When little E was 9 months old I started my search. I was constantly being asked if I had day care set up and it wasn't something I wanted to think about during the holidays. The busy Christmas season was now over and a new year had started.
There was a buzz about playgroups. Mom's were swapping day care providers contact details and sharing their interview stories. Some great, some horrible. There were many of us searching for the same time frames and in the same neighbourhood. It almost felt like a rat race!
I went to a workshop called Child Care Options at the Ontario Early Years Centre. I learned about the child care system and regulations, but most importantly I learned not to worry about finding a day care. For some reason mother's in Ottawa believe that they have to register their children in day care as soon as they are born. There is a myth that suggests that there just isn't any space. Wrong! There is tons of child care out there - you just need to find it. I was not confident that I would receive a call from the Centralized Waiting List (and I never did) after hearing of so many unsuccessful stories and it was suggested that I take matters into my own hands. And that is what I did.
I contacted the Child Care Providers Resource Network (CCPRN). At the time, I emailed them and they sent excel spreadsheets listing all the home child cares in my area and surrounding areas. It was important for us to find one close to home (some find it more convenient to have one near their workplace). Note: Now, their service is much more user friendly and within a few clicks on their website you can bring up a list according to your postal code. The CCPRN did not keep tabs of who had spaces available or any specific details so I began going down the list and calling each one with a first draft of quick questions.
Question #1 - Do you have space available for a 12 month old?

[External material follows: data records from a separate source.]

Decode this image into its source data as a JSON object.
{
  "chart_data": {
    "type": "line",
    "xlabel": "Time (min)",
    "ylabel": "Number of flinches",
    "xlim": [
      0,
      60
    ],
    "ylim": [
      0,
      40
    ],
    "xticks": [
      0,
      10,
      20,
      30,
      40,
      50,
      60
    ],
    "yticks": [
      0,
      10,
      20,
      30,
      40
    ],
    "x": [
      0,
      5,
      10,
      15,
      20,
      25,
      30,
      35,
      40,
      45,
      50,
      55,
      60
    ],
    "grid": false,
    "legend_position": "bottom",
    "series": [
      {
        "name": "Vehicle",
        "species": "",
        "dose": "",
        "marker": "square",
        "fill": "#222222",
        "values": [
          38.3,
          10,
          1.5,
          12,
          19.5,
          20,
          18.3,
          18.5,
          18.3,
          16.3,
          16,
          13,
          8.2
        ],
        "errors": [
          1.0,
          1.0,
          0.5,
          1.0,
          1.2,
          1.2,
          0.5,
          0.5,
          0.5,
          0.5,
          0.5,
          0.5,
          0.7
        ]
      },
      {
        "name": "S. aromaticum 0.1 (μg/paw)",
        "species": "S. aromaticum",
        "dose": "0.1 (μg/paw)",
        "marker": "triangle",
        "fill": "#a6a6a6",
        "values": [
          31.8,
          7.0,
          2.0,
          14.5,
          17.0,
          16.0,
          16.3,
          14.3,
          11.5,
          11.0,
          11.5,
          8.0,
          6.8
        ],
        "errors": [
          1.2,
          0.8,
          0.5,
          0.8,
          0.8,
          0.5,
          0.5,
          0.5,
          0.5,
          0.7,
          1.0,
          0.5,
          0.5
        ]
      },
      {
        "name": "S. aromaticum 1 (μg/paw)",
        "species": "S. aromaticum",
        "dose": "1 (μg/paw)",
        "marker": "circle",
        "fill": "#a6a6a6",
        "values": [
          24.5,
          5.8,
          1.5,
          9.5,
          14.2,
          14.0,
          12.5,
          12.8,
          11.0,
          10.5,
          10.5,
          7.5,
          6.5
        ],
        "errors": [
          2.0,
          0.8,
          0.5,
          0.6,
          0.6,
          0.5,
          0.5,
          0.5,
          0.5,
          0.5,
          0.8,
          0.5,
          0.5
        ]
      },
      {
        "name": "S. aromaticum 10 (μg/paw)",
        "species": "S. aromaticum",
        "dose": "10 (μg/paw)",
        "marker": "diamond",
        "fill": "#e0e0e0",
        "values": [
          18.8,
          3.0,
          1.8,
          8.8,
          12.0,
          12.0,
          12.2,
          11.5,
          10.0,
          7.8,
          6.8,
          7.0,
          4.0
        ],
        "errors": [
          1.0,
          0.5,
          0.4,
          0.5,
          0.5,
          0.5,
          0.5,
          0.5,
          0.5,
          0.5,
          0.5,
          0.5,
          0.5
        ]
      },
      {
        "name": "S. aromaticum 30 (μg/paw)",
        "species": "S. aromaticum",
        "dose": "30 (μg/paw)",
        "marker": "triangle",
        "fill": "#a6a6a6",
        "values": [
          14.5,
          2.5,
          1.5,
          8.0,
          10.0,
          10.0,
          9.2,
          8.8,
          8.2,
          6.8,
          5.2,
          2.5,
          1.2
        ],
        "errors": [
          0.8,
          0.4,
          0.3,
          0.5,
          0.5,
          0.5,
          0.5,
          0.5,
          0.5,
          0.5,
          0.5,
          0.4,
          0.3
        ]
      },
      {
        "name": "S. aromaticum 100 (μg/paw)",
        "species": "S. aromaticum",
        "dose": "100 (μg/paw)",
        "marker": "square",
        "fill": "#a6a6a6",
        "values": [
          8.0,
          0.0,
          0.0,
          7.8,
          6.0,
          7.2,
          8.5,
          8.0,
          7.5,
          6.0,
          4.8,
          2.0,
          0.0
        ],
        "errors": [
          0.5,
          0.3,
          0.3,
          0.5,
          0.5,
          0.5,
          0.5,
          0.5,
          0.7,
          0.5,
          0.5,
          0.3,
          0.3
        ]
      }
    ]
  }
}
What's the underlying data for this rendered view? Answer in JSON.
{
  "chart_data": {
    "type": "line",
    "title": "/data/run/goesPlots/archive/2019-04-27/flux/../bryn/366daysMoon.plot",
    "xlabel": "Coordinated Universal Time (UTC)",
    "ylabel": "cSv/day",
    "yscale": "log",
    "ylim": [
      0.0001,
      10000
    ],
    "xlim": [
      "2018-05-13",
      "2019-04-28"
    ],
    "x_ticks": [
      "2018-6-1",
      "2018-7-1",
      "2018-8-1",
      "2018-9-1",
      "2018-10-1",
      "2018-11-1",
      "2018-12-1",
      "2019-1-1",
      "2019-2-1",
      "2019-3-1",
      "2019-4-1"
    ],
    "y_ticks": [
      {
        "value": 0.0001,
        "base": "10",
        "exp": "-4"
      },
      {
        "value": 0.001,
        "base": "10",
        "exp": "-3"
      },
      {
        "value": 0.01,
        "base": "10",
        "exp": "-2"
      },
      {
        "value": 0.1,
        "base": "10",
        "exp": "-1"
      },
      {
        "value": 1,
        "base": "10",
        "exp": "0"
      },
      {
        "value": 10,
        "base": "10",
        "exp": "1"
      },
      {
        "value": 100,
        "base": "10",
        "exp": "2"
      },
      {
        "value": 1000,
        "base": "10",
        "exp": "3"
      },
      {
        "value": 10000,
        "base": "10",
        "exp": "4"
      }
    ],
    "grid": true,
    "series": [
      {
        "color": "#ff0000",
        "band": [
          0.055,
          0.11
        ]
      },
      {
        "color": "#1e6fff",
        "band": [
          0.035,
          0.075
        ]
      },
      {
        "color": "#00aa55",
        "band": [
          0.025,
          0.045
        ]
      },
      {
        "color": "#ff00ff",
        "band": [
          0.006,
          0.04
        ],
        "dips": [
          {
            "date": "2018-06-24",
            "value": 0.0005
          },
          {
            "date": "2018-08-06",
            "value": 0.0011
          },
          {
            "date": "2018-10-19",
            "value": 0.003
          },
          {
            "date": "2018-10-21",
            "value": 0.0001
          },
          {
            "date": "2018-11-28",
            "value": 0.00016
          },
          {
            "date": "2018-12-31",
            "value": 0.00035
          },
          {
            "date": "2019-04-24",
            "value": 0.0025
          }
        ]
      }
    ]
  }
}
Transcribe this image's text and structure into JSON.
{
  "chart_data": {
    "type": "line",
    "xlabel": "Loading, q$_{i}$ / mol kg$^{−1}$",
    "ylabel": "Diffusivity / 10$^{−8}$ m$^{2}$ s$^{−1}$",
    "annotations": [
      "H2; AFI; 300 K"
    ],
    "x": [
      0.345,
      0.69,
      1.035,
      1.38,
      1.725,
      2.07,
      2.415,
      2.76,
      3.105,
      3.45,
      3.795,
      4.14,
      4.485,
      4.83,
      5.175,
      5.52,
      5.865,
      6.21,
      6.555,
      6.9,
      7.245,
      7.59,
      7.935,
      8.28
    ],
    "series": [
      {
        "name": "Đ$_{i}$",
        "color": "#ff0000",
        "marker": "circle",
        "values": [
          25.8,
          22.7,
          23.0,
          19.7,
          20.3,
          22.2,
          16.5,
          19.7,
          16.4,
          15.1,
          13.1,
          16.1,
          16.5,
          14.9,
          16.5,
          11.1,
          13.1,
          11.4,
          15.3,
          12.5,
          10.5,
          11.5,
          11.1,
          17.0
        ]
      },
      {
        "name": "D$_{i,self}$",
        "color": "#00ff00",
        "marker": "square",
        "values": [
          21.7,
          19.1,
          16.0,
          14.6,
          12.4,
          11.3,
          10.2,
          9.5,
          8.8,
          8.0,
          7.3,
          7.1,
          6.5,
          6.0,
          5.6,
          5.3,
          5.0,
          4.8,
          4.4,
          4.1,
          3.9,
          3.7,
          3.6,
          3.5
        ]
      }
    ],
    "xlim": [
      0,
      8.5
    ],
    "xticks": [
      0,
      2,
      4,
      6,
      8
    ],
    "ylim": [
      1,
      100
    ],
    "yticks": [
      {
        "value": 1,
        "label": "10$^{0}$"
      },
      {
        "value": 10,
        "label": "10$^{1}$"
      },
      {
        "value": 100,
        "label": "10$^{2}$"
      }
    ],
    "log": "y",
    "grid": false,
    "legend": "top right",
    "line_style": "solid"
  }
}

If they answered no, I moved to the next one on the list.
Question #2 - Can you tell me a bit about your day care? I was looking for an idea of their typical day including schedules and priorities and also got an idea of their personality on the phone. If I liked what I heard then I asked them to set up a meeting and to visit their day care. If I didn't like what I heard I thanked them for their time.

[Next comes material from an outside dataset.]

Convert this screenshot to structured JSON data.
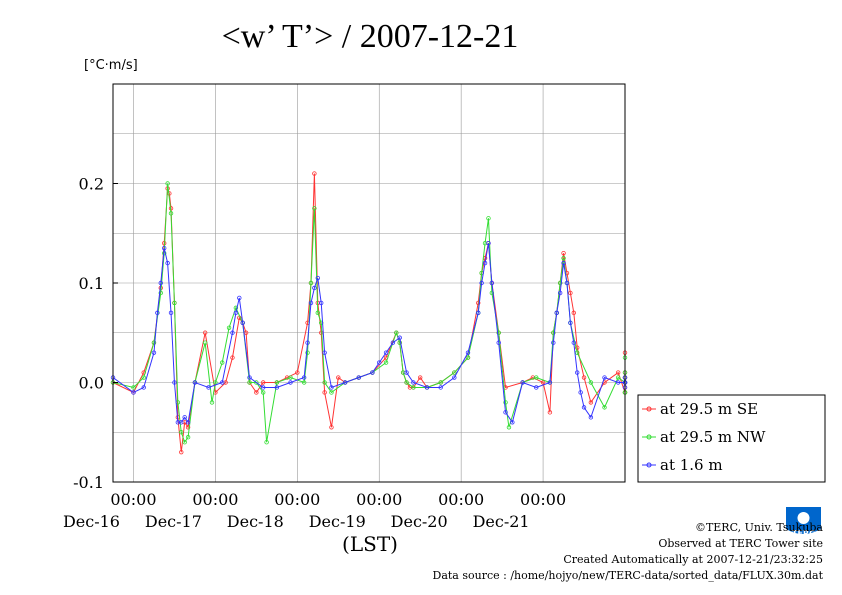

My initial cold calls were quick and to the point. There was no messing around here. Of the approximately 25 providers on my lists, 7 had available spots and I narrowed it down to a top 3 that I wanted to interview.
I used this checklist on CCPRN's website as a starting point to draft my interview questions. With that, Hubby and I compiled a list of questions that were important to us including healthy and safety, routines and activities, and discipline. I was calm and cool and took my interviews very seriously. I had constructed interviews in my career many times before - but I knew this would be much tougher. Whomever we chose was to care for our most prized possession.